A Gandino, sulla piazza principale, troneggia la Basilica di Santa Maria Assunta. Citata per la prima volta in un documento del 1181, viene ricostruita a partire dal 1421. Si celebrano ancora con devozione la festa del Corpus Domini e il Triduo dei Morti, a cavallo della seconda domenica di Quaresima. È stata elevata al titolo di Basilica Minore da un “breve” di papa San Pio X del 17 maggio 1911.

In una via, un cartello indica il Museo delle Orsoline di Maria Vergine Immacolata (1). Il complesso è molto vasto, con il suo chiostro che invita a fermarsi ad ascoltare il silenzio. Conteneva anche un teatro, oggi utilizzato da una scuola di danza. Una anziana suora mi accompagna con pazienza alla visita del Museo, ricchissimo di oggetti sacri.

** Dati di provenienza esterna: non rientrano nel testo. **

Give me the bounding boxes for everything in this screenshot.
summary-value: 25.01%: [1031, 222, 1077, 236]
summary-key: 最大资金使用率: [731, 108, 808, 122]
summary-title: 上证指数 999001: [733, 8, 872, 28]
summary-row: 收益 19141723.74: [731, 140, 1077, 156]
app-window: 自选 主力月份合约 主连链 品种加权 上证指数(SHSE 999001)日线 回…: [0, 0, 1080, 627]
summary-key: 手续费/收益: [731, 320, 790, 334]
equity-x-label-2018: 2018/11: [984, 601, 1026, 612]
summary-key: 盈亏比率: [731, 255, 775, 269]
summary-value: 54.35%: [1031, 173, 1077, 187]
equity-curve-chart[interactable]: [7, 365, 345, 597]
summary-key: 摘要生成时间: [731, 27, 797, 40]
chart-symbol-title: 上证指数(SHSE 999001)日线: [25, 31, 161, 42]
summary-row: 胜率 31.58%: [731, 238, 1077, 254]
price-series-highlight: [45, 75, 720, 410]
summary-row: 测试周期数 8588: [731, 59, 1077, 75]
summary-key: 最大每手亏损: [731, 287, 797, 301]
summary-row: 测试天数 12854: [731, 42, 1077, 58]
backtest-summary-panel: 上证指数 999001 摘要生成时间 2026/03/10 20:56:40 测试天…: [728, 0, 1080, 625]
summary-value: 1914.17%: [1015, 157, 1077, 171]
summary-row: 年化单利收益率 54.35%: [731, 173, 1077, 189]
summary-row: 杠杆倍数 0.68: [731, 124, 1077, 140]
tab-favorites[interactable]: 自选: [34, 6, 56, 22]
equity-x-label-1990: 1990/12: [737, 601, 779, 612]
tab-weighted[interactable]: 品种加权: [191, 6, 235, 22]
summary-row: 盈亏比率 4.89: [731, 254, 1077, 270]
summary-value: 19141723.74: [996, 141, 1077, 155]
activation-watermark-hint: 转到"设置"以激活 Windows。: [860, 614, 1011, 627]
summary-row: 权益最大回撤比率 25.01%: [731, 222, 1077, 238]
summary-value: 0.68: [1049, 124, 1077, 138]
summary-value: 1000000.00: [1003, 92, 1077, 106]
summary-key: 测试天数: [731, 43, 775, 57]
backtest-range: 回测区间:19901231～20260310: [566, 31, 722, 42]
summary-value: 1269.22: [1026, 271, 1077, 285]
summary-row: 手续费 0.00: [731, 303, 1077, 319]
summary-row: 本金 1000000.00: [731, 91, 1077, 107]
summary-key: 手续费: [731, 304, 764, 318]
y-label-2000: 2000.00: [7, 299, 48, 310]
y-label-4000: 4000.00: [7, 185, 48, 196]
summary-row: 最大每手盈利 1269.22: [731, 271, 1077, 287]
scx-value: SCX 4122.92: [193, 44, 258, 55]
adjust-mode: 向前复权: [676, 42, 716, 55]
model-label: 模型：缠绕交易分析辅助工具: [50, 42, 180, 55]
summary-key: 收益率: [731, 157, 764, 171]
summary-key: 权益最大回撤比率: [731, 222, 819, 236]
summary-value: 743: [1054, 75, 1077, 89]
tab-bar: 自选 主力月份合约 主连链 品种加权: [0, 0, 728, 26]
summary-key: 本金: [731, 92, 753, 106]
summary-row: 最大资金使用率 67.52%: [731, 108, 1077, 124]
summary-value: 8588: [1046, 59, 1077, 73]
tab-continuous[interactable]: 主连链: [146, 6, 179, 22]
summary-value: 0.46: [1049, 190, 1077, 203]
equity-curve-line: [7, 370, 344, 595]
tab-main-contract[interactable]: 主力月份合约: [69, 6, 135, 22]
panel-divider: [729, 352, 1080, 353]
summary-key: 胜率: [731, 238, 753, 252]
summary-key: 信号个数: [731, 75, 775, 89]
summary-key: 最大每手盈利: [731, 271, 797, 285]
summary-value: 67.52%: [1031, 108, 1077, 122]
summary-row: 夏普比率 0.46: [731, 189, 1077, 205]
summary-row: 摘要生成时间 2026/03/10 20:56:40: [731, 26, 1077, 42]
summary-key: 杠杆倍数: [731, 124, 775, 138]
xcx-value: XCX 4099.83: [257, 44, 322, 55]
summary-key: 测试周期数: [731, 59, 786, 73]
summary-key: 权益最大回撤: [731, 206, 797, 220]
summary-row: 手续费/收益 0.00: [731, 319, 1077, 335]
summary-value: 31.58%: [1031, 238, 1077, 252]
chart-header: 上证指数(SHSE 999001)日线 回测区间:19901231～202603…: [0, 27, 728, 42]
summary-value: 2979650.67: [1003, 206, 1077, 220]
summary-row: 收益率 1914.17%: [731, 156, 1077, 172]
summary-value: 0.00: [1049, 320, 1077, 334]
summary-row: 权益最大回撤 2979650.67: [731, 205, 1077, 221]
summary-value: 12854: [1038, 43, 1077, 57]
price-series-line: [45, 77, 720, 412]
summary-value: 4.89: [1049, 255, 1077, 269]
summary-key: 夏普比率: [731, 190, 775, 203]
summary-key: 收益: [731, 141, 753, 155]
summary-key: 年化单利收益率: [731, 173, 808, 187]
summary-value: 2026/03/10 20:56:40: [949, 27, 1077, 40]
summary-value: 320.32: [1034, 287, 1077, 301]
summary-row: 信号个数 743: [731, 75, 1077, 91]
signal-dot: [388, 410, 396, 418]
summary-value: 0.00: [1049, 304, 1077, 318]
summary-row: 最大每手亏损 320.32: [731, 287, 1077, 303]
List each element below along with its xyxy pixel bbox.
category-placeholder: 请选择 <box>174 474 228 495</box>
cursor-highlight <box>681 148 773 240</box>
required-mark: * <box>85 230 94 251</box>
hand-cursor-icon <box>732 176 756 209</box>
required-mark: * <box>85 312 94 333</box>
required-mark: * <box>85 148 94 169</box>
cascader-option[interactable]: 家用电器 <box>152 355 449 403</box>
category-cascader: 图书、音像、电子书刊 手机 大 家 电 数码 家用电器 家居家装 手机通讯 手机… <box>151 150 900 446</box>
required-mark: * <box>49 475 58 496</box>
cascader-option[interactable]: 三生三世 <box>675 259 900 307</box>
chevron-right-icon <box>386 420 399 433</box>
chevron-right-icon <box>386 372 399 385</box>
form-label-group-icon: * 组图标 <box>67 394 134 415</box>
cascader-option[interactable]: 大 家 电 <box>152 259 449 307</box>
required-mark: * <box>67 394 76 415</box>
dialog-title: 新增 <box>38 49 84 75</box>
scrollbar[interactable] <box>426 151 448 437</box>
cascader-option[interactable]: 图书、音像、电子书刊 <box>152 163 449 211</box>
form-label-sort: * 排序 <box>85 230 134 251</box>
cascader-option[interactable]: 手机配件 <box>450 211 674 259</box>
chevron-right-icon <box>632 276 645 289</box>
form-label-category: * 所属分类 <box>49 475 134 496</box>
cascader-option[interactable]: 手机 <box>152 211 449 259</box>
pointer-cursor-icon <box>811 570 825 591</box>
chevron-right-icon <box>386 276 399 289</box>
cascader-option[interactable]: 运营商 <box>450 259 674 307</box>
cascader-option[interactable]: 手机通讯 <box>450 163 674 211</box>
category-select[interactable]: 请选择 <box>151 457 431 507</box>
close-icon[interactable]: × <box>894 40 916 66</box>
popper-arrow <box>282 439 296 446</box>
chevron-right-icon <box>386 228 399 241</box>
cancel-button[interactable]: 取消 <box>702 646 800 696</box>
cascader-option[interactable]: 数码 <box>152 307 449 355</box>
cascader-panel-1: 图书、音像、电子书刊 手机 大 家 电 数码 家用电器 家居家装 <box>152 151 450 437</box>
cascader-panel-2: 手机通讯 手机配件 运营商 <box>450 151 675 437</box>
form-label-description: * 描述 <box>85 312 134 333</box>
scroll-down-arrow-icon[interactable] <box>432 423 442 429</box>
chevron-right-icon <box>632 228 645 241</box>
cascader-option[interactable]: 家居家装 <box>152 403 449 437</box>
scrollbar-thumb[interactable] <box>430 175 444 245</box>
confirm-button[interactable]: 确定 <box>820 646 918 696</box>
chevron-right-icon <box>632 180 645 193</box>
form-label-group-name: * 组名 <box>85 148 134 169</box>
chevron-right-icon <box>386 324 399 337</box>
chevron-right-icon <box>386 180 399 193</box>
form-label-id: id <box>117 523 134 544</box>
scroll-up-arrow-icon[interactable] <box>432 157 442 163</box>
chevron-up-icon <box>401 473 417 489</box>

Questo monastero viene fondato il 16 ottobre 1610, anno della canonizzazione del cardinale Carlo Borromeo, il santo arcivescovo di Milano (di origini novaresi) che era rimasto nella memoria dei gandinesi per la sua visita apostolica alla parrocchia nel novembre del 1575. Una ducale veneta del 16 ottobre 1610 concedeva il permesso «alla terra di Gandino di poter in essa edificar un Monastero di Monache ad accrescimento del culto di Dio, e commodità di molte povere fi glie di quel luogo».

Il 23 marzo 1616, il vescovo di Bergamo Giovanni Emo invia una relazione alla S. Congregazione dei Regolari, nella quale scrive che «la fabbrica è ridotta a termine tale che i muratori non havranno da entrare nel monastero, se altro non accade. La chiesa è compitamente finita. L’altare è tenuto, ornato e uffitiato con molta decenza, havendo croci, tovaglie, palii et altre cose necessarie copiosamente... Le muraglie del monasterio a torno sono alte, forti e ben fondate; non è dominato da alcuna fabrica vicina... Si è fatto un appartamento separato per l’educande». Dalla lettera del Vescovo si conoscono anche altri particolari: la chiesa del monastero era dedicata a San Carlo Borromeo; la regola adottata era quella di San Benedetto; il monastero aveva una rendita di 300 scudi annui, sufficiente per 13 monache, l’abitazione poteva ospitare 25-30 religiose.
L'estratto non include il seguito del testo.